Random processes and random variables may be at the heart of probability and statistics, but computers cannot generate anything “truly” random. Instead they can generate pseudo-random numbers using random number generators (RNGs). Constructing a random number generator is a hard problem and wherever possible you should use a well-tested RNG rather than attempting to write your own.

Python has many ways of generating random numbers. Perhaps the most useful are given by the numpy.random <http://docs.scipy.org/doc/numpy/reference/routines.random.html>__ module, which can generate a numpy array filled with random numbers from various distributions. For example:

In [20]:

from numpy import random

uniform = random.rand(10000)
normal = random.randn(10000)

fig = pyplot.figure()
ax1.hist(uniform, 20)
ax1.set_title('Uniform data')
ax2.hist(normal, 20)
ax2.set_title('Normal data')
fig.tight_layout()
fig.show();

/Users/ih3/anaconda/lib/python3.4/site-packages/matplotlib/figure.py:397: UserWarning: matplotlib is currently using a non-GUI backend, so cannot show the figure
"matplotlib is currently using a non-GUI backend, "


## More distributions¶

Whilst the standard distributions are given by the convenience functions above, the full documentation of numpy.random <http://docs.scipy.org/doc/numpy/reference/routines.random.html>__ shows many other distributions available. For example, we can draw samples from the Beta distribution using the parameters as

In [21]:

beta_samples = random.beta(0.5, 0.5, 10000)

pyplot.hist(beta_samples, 20)
pyplot.title('Beta data')
pyplot.show();


We can do this times and compute the mean of each set of samples:

In [22]:

n_trials = 5000
beta_means = numpy.zeros((n_trials,))

for trial in range(n_trials):
beta_samples = random.beta(0.5, 0.5, 10000)
beta_means[trial] = numpy.mean(beta_samples)

pyplot.hist(beta_means, 20)
pyplot.title('Mean of Beta trials')
pyplot.show();


Here we see the Central Limit Theorem in action: the distribution of the means appears to be normal, despite the distribution of any individual trial coming from the Beta distribution, which looks very different.
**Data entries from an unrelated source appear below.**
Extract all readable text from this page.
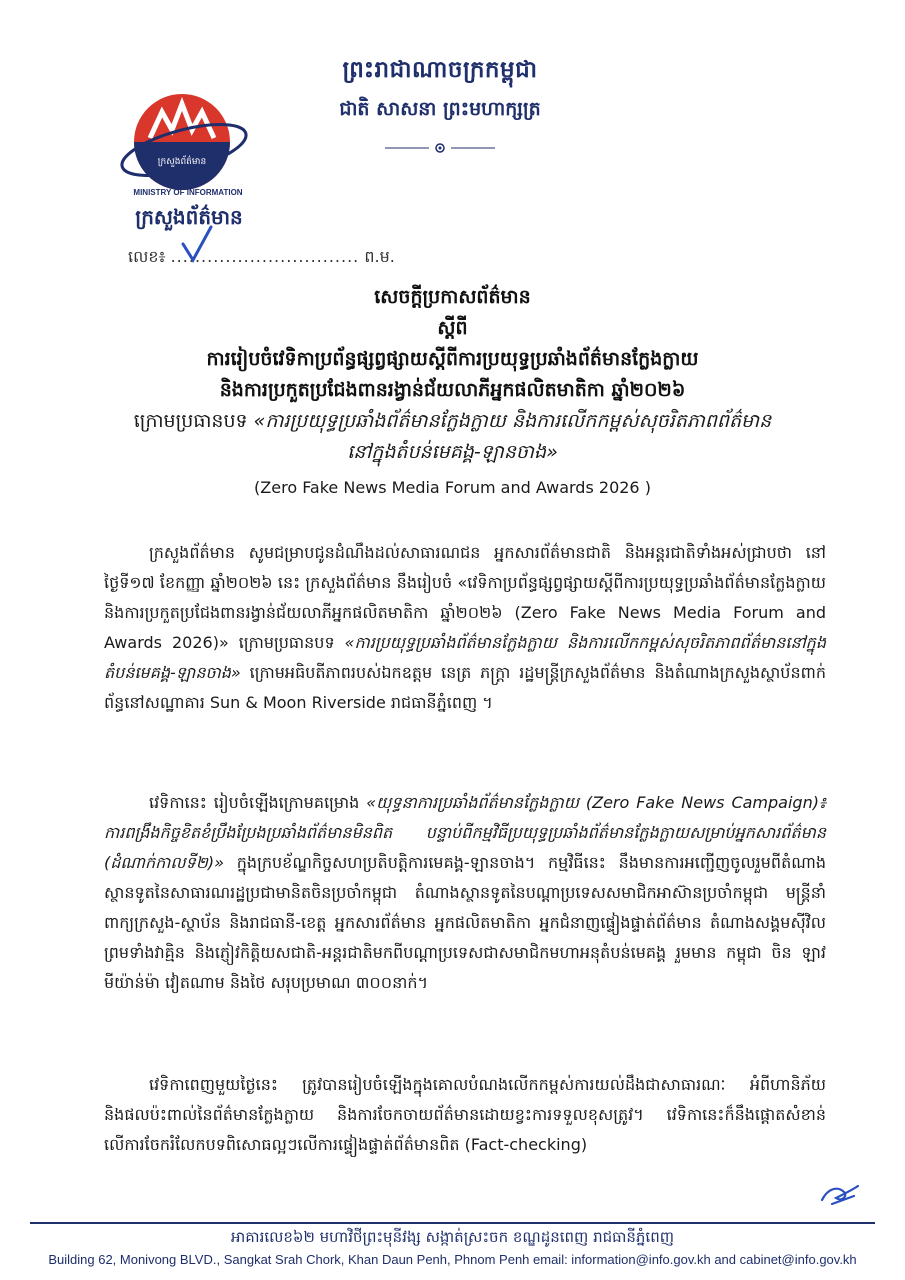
ក្រសួងព័ត៌មាន
MINISTRY OF INFORMATION
ក្រសួងព័ត៌មាន
លេខ៖ ............................... ព.ម.
ព្រះរាជាណាចក្រកម្ពុជា
ជាតិ សាសនា ព្រះមហាក្សត្រ
សេចក្ដីប្រកាសព័ត៌មាន
ស្ដីពី
ការរៀបចំវេទិកាប្រព័ន្ធផ្សព្វផ្សាយស្ដីពីការប្រយុទ្ធប្រឆាំងព័ត៌មានក្លែងក្លាយ
និងការប្រកួតប្រជែងពានរង្វាន់ជ័យលាភីអ្នកផលិតមាតិកា ឆ្នាំ២០២៦
ក្រោមប្រធានបទ «ការប្រយុទ្ធប្រឆាំងព័ត៌មានក្លែងក្លាយ និងការលើកកម្ពស់សុចរិតភាពព័ត៌មាន
នៅក្នុងតំបន់មេគង្គ-ឡានចាង»
(Zero Fake News Media Forum and Awards 2026 )
ក្រសួងព័ត៌មាន សូមជម្រាបជូនដំណឹងដល់សាធារណជន អ្នកសារព័ត៌មានជាតិ និងអន្តរជាតិទាំងអស់ជ្រាបថា នៅថ្ងៃទី១៧ ខែកញ្ញា ឆ្នាំ២០២៦ នេះ ក្រសួងព័ត៌មាន នឹងរៀបចំ «វេទិកាប្រព័ន្ធផ្សព្វផ្សាយស្ដីពីការប្រយុទ្ធប្រឆាំងព័ត៌មានក្លែងក្លាយ និងការប្រកួតប្រជែងពានរង្វាន់ជ័យលាភីអ្នកផលិតមាតិកា ឆ្នាំ២០២៦ (Zero Fake News Media Forum and Awards 2026)» ក្រោមប្រធានបទ «ការប្រយុទ្ធប្រឆាំងព័ត៌មានក្លែងក្លាយ និងការលើកកម្ពស់សុចរិតភាពព័ត៌មាននៅក្នុងតំបន់មេគង្គ-ឡានចាង» ក្រោមអធិបតីភាពរបស់ឯកឧត្តម នេត្រ ភក្ត្រា រដ្ឋមន្ត្រីក្រសួងព័ត៌មាន និងតំណាងក្រសួងស្ថាប័នពាក់ព័ន្ធនៅសណ្ឋាគារ Sun & Moon Riverside រាជធានីភ្នំពេញ ។
វេទិកានេះ រៀបចំឡើងក្រោមគម្រោង «យុទ្ធនាការប្រឆាំងព័ត៌មានក្លែងក្លាយ (Zero Fake News Campaign)៖ ការពង្រឹងកិច្ចខិតខំប្រឹងប្រែងប្រឆាំងព័ត៌មានមិនពិត បន្ទាប់ពីកម្មវិធីប្រយុទ្ធប្រឆាំងព័ត៌មានក្លែងក្លាយសម្រាប់អ្នកសារព័ត៌មាន (ដំណាក់កាលទី២)» ក្នុងក្របខ័ណ្ឌកិច្ចសហប្រតិបត្តិការមេគង្គ-ឡានចាង។ កម្មវិធីនេះ នឹងមានការអញ្ជើញចូលរួមពីតំណាងស្ថានទូតនៃសាធារណរដ្ឋប្រជាមានិតចិនប្រចាំកម្ពុជា តំណាងស្ថានទូតនៃបណ្ដាប្រទេសសមាជិកអាស៊ានប្រចាំកម្ពុជា មន្ត្រីនាំពាក្យក្រសួង-ស្ថាប័ន និងរាជធានី-ខេត្ត អ្នកសារព័ត៌មាន អ្នកផលិតមាតិកា អ្នកជំនាញផ្ទៀងផ្ទាត់ព័ត៌មាន តំណាងសង្គមស៊ីវិល ព្រមទាំងវាគ្មិន និងភ្ញៀវកិត្តិយសជាតិ-អន្តរជាតិមកពីបណ្ដាប្រទេសជាសមាជិកមហាអនុតំបន់មេគង្គ រួមមាន កម្ពុជា ចិន ឡាវ មីយ៉ាន់ម៉ា វៀតណាម និងថៃ សរុបប្រមាណ ៣០០នាក់។
វេទិកាពេញមួយថ្ងៃនេះ ត្រូវបានរៀបចំឡើងក្នុងគោលបំណងលើកកម្ពស់ការយល់ដឹងជាសាធារណៈ អំពីហានិភ័យ និងផលប៉ះពាល់នៃព័ត៌មានក្លែងក្លាយ និងការចែកចាយព័ត៌មានដោយខ្វះការទទួលខុសត្រូវ។ វេទិកានេះក៏នឹងផ្ដោតសំខាន់លើការចែករំលែកបទពិសោធល្អៗលើការផ្ទៀងផ្ទាត់ព័ត៌មានពិត (Fact-checking)
អាគារលេខ៦២ មហាវិថីព្រះមុនីវង្ស សង្កាត់ស្រះចក ខណ្ឌដូនពេញ រាជធានីភ្នំពេញ
Building 62, Monivong BLVD., Sangkat Srah Chork, Khan Daun Penh, Phnom Penh email: information@info.gov.kh and cabinet@info.gov.kh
# Exercise: Anscombe’s quartet¶

Four separate datasets are given:

x y x y x y x y
10.0 8.04 10.0 9.14 10.0 7.46 8.0 6.58
8.0 6.95 8.0 8.14 8.0 6.77 8.0 5.76
13.0 7.58 13.0 8.74 13.0 12.74 8.0 7.71
9.0 8.81 9.0 8.77 9.0 7.11 8.0 8.84
11.0 8.33 11.0 9.26 11.0 7.81 8.0 8.47
14.0 9.96 14.0 8.10 14.0 8.84 8.0 7.04
6.0 7.24 6.0 6.13 6.0 6.08 8.0 5.25
4.0 4.26 4.0 3.10 4.0 5.39 19.0 12.50
12.0 10.84 12.0 9.13 12.0 8.15 8.0 5.56
7.0 4.82 7.0 7.26 7.0 6.42 8.0 7.91
5.0 5.68 5.0 4.74 5.0 5.73 8.0 6.89

## Exercise 1¶

Using standard numpy operations, show that each dataset has the same mean and standard deviation, to two decimal places.

## Exercise 2¶

Using the standard scipy function, compute the linear regression of each data set and show that the slope and correlation coefficient match to two decimal places.

## Exercise 3¶

Plot each dataset. Add the best fit line. Then look at the description of Anscombe’s quartet, and consider in what order the operations in this exercise should have been done.